- “Bitcoin miner bloodbath”: Charles Edwards on miner-driven BTC sell-off
- Selling accelerates on rocketing hashrate: Possible reasons
Seasoned Bitcoin (BTC) researcher Charles Edwards shares apocalyptic prediction for bulls
Analyst Charles Edwards, founder of Capriole Investments quantitative fund and author of many insightful crypto economics models, reveals that Bitcoin (BTC) miners have not been selling so aggressively since Q4, 2015.
Mr. Edwards shared the charts of the Bitcoin (BTC) price, mining expenses (log scales) and the amount of Bitcoins (BTC) miners are offering for sale. It looks like the entire segment is going through some tough days.
It’s a Bitcoin miner bloodbath.
Most aggressive miner selling in almost 7 years now.
Up 400% in just 3 weeks!
If price doesn’t go up soon, we are going to see a lot of Bitcoin miners out of business. pic.twitter.com/4ePh0TIPmZ
— Charles Edwards (@caprioleio) November 21, 2022
In the past three weeks, since the first rumors of FTX/Alameda’s insolvency, Bitcoin (BTC) miners increased their selling pressure by 400%. This metric spiked to levels unseen since the bottom of the 2015 cycle.
Mr. Edwards is certain that, if BTC’s price fails to recover in the coming weeks, a lot of miners will be forced to stop operating due to heavy losses.
Also, this painful period signals that BTC mining cannot be considered “passive income” any longer. Miners should reconsider their strategies to avoid finding themselves underwater:
What we are seeing is not sustainable.

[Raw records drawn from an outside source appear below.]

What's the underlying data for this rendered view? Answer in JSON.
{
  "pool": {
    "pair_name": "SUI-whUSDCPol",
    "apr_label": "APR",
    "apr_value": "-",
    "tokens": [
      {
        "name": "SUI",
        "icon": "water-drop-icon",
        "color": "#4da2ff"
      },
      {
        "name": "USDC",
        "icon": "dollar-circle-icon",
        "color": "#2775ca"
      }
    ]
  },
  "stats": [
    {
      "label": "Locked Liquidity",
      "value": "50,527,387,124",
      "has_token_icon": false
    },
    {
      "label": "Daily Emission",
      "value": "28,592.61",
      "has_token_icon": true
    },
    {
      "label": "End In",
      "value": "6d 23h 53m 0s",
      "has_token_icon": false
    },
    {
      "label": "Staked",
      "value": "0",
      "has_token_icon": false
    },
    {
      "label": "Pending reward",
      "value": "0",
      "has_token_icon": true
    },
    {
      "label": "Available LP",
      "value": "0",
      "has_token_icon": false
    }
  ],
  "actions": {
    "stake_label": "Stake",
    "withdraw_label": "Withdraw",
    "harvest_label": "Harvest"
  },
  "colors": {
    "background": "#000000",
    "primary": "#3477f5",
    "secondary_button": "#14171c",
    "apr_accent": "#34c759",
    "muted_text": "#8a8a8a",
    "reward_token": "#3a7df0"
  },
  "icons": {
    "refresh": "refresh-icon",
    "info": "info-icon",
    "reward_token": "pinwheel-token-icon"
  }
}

Mine-and-hodl is not a viable strategy as a Bitcoin miner. Miners are paying the consequences of the “never selling” arrogance widespread just 6 months ago. You need to manage (trade) your Bitcoin position constantly in this market.
Earlier this month, Charles Edwards revealed that Bitcoin (BTC) looked terribly oversold based on the Energy Value Model.
Meanwhile, as covered by U.Today previously, both difficulty and hashrate, two most important metrics of Bitcoin (BTC) mining activity, set new historic highs in mid-November.
Yesterday’s adjustment pushed Bitcoin (BTC) mining difficulty over 36,95 T, while the hashrate almost reached the impressive level of 300 EH/s.
Anonymous analyst @BTC_Archive, commenting on Mr. Edwards’ concerns, highlighted that such an imbalance between BTC miner activity and profits should be attributed to whales’ secret energy sources:
The only way I can account for the increasing hashrate when the price is dumping is for some very big players with access to extremely cheap energy entering the mining game at scale.
Today, Nov. 22, 2022, the Bitcoin (BTC) price revisited its two-year low yet again; the orange coin is now changing hands at $15,700.